Une plateforme recense désormais les offres, permettant aux magistrats d’adapter les peines au profil des auteurs d’infractions. Albin Heuman, en charge de cet outil, détaille son fonctionnement.

Albin Heuman est l’un des principaux artisans de la nouvelle agence dédiée au Travail d’intérêt général et de l’insertion professionnelle des personnes sous main de justice. En tant désormais que directeur, il vient d’ouvrir cette plateforme aux magistrats, qui ont accès à l’offre en ligne et peuvent adapter la peine au profil des auteurs et à la nature des infractions. Il explique ici les développements de son projet.

Le Figaro : Vous ouvrez aujourd’hui votre plateforme de Travail d’intérêt général (TIG) aux magistrats, à quoi va leur servir cet outil ?
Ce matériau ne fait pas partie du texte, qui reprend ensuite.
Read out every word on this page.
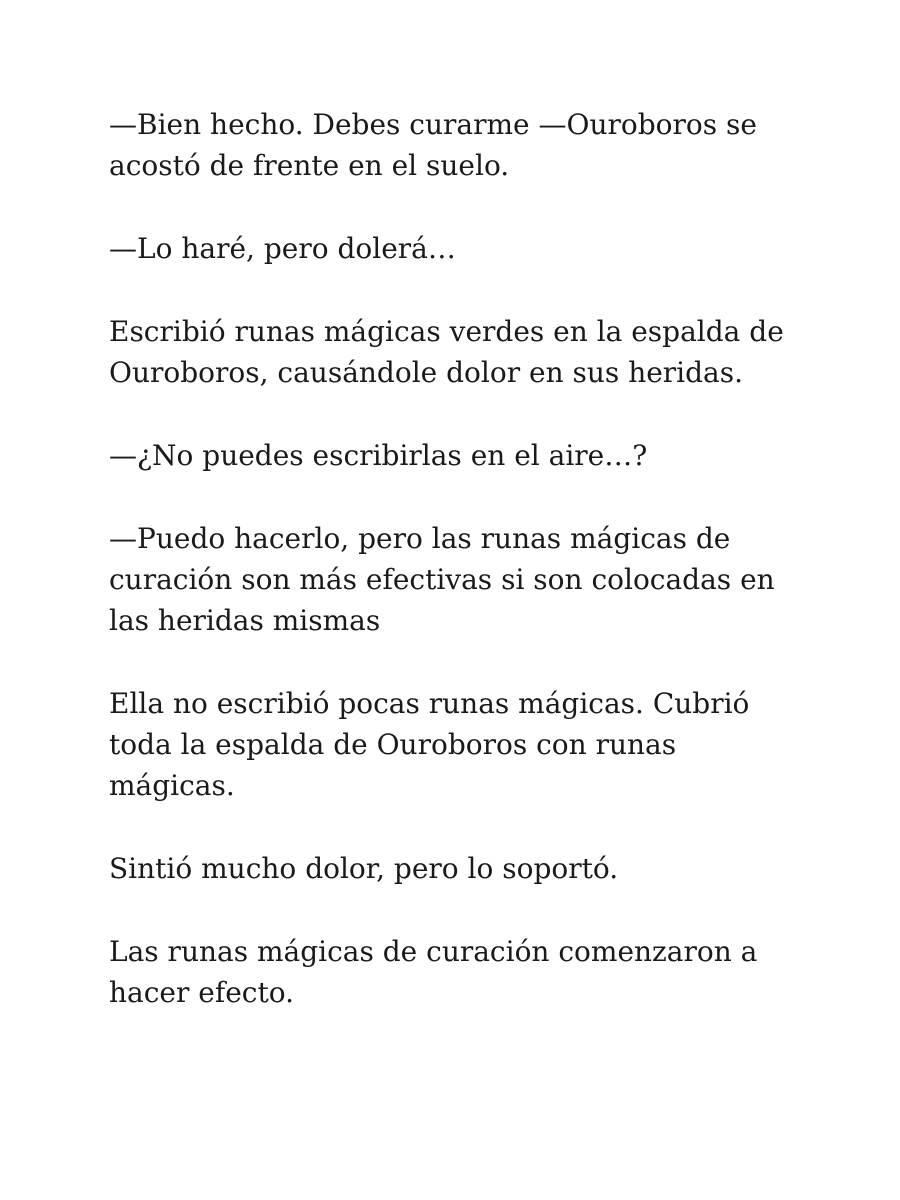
—Bien hecho. Debes curarme —Ouroboros se acostó de frente en el suelo.

—Lo haré, pero dolerá…

Escribió runas mágicas verdes en la espalda de Ouroboros, causándole dolor en sus heridas.

—¿No puedes escribirlas en el aire…?

—Puedo hacerlo, pero las runas mágicas de curación son más efectivas si son colocadas en las heridas mismas

Ella no escribió pocas runas mágicas. Cubrió toda la espalda de Ouroboros con runas mágicas.

Sintió mucho dolor, pero lo soportó.

Las runas mágicas de curación comenzaron a hacer efecto.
Albin Heuman : Pour la première fois les magistrats, qu’ils soient au parquet, au siège ou à l’application des peines, vont bénéficier d’une vue d’ensemble totale des postes de travail d’intérêt général en temps réel. Cela va leur permettre de mieux adapter la sanction à l’infraction commise et la rendre plus efficace. Nous ne nous contentons pas de donner aux magistrats des identifiants mais nous faisons intervenir nos référents régionaux qui ont été formés à l’utilisation de cette plateforme afin de convaincre, en trois clics, les magistrats de son utilisation et de son utilité. Nous la tenons également prête à l’usage des avocats. Nous aimerions qu’ils puissent également s’emparer de cette peine et travailler avec leur client sur le consentement à cette dernière. Trop souvent, les auteurs disent oui à cette peine car heureux d’éviter la prison puis découvrent qu’il s’agit de travail gratuit ou imposé le week-end, s’ils travaillent déjà. Cette démarche faciliterait l’exécution de la peine.

Le travail d’intérêt général est marqué par le manque de postes proposés. Or vous avez l’ambition de proposer, à terme, 30 000 postes.

en êtes-vous ?

En six mois, notre plateforme est passée d’une offre de 18 000 à 21 0000 postes. Notre but est de diversifier le plus possible notre offre qui s’est trop longtemps cantonnée à l’entretien des espaces verts ou bâtimentaires. Cela ne permettait pas forcément de répondre au profil des personnes condamnées et à la nature des infractions commises. C’est le sens de notre partenariat avec 34 grands partenaires annoncés par la Garde des sceaux en novembre dernier. Désormais, sont ouverts des postes d’accueil et administratifs, non seulement dans les collectivités territoriales et les associations mais aussi dans les hôpitaux. Désormais, nous pouvons également faire des expérimentations avec des sociétés commerciales spécialisées dans les activités sociales et solidaires. C’est une grande avancée puisque jusque-là, nous étions en fait cantonnés aux organismes en charge d’une mission de service public.

La réussite de ce type de projet repose sur les moyens accordés. Après une première expérimentation de votre plateforme à Dijon, Mâcon, Lille ou Béthune, ou en êtes vous ?

Nous avons recruté un réseau de 35 référents territoriaux dédiés et lourdement formés qui non seulement assurent au sein des services d’insertion et de probation un soutien auprès des tuteurs et des maîtres de stage, mais aussi qui démarchent efficacement les structures d’accueil grâce à des outils de communication et de prospection. D’ici la fin 2020, nous compterons 61 référents territoriaux. De quoi augmenter l’efficacité de notre dispositif.